道路がすっかり落ちてしまっている。横断するには危険すぎるので、手前からの降下を試みた。獣道すらない自然のままの斜面である。計算では45度の勾配だが実感は60度に近い。足元はわるく、立木を手で掴んでくぐり抜けるジャングルのブッシュである。
 せめて杉林であれば人が歩くことは出来るのだが、足元には穴が空いていたり浮き石があったりと困難を極めた。背中の荷物が枝にかかって身動きできなくなる。帽子を取られても、取り返しに行くだけの気力がない。ここに到達するまでにオジサンは消耗したのだ。

  仮に川の近くまで下りれたとしても絶壁の上に出ないという保証はない。足元から崩れ落ちた石がいつまでも止まらずに転げ落ちる。 明日またここを登ってこれるだろうか。 ルートが見つからない。 撤退を決意した。 陽のあるうちに里まで戻ろう。

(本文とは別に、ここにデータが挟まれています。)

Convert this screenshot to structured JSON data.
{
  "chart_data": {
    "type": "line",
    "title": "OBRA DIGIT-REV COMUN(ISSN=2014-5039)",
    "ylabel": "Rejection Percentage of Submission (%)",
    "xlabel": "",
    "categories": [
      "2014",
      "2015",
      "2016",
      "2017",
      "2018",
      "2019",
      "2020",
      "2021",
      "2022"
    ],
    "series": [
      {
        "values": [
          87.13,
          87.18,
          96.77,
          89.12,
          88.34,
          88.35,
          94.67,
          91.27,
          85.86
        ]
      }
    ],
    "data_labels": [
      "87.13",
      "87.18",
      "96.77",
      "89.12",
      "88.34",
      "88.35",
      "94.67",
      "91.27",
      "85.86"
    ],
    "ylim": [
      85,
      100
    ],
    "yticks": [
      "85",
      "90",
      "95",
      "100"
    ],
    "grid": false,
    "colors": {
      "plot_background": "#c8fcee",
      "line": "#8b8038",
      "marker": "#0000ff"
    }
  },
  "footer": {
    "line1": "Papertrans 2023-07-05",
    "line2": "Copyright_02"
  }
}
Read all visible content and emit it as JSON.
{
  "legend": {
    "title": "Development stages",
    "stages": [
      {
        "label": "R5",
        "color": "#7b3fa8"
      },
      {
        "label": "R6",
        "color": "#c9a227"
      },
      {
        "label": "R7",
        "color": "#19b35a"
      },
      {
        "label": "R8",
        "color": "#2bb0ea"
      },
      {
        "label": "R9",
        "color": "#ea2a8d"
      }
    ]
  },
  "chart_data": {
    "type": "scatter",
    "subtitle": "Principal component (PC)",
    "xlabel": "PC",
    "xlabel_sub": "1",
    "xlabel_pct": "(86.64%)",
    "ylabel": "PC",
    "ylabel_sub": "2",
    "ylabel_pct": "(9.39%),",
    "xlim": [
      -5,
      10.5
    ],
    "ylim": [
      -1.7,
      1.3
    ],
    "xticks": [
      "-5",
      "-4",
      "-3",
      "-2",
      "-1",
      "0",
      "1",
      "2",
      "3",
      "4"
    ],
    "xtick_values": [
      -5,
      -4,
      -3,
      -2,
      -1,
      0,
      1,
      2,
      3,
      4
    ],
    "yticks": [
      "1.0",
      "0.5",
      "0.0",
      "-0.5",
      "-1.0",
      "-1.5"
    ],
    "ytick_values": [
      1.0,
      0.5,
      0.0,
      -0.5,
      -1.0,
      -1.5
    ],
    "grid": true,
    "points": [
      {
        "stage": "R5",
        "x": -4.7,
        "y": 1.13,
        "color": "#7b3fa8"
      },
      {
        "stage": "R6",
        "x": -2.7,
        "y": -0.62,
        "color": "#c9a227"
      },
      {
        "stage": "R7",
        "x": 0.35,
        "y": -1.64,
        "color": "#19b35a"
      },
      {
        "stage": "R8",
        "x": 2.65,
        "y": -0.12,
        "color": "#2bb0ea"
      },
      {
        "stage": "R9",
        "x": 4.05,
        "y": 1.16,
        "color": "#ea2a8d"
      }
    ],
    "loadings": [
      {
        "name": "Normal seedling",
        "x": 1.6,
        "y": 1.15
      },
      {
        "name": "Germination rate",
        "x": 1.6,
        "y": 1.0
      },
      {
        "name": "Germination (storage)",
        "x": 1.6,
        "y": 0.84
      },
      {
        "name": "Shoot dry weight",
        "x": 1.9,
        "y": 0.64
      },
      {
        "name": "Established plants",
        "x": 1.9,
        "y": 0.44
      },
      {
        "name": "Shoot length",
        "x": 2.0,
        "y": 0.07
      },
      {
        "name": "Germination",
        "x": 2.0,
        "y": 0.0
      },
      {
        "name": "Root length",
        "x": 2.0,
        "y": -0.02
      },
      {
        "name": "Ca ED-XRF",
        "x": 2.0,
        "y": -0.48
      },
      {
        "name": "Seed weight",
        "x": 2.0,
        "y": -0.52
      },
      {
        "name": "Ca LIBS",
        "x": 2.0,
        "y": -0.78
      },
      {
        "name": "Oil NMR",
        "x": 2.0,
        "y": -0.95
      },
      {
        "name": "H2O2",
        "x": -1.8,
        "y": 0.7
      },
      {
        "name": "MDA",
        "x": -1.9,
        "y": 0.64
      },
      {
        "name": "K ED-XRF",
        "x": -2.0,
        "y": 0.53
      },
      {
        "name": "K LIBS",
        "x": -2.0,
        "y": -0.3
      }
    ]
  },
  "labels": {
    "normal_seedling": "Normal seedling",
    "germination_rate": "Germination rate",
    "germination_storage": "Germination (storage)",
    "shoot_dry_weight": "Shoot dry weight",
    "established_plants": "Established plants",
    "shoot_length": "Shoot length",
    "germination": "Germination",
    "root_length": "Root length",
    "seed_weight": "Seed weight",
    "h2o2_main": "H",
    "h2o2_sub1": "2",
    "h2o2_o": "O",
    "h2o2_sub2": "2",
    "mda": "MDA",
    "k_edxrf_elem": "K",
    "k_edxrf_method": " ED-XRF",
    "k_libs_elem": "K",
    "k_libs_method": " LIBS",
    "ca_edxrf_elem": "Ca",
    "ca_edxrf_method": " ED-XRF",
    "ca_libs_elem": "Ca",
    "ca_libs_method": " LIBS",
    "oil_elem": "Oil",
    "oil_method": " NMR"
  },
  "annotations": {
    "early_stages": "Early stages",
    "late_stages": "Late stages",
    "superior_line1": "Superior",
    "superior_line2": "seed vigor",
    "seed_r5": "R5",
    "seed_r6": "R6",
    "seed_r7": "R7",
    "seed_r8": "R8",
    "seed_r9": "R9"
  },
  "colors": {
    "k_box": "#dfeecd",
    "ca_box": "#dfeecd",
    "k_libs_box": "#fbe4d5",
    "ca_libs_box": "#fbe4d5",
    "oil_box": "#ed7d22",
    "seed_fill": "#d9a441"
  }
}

 山道を2時間歩いてやっと湖畔まで戻った。すでに5時間以上浪費したのだ。あたりは暗い。
西米良で飲料を補給して一ツ瀬川のどこかでキャンプ。
途中、ズボンのポケットの上に手を置いたらなんだかグミのような物が手に触れる。ポケットの隅に綿ぼこりでも溜まっているのか?ちがう!皮膚の上だ!!
ズボンをおろして見ると山ヒルが吸い付いているじゃないか。全然気が付かなかった。いつまでも血が流れ続けて止まらない。

 翌朝、明るくなって景色を見れば、川は台風による崩落の傷跡だらけである。ピラミッドほどの大山が剥きだしになるような大雨が出たのだ。ヤマメも流されてしまっただろう。
 適当な場所を見つけて入渓すると大滝に出会った。
しかし糸を振り込んだとたんにツープッツンとあえなく切られてしまった。ぼくの0.3号仕掛けは35cmまでは余裕で獲れる。それが簡単に切られてしまったのだ。一気に火がついて、 むきになって打ち返している間、ヤマメはいつまでも釣れ続いた。
最初の大物は釣れなかったけど、気が付くと20匹近い大漁になっている。もうダメだろう。経験の深い大物は警戒したに違いない。


 この大滝の大物とはもう一度勝負するしかないな。
念願の蛇籠川釣行は敗退したけど、結果オーライの大漁だから釣りとしては成功の部類だ。
来年また計画を練りなおしてリベンジにやってこようっと・・・。

 たぶん、今回の敗因は、
大量のビール&氷、およびそれらを冷た〜く保つためのクーラー。炭とか網なんぞのバーベキュー道具一式が重すぎたんじゃないかと思う。もうワシラもいい年なんだからまともな装備で臨みたいものだなあ。

山頂より下流を望む
道路崩落につきあえなく敗退。また来るからな。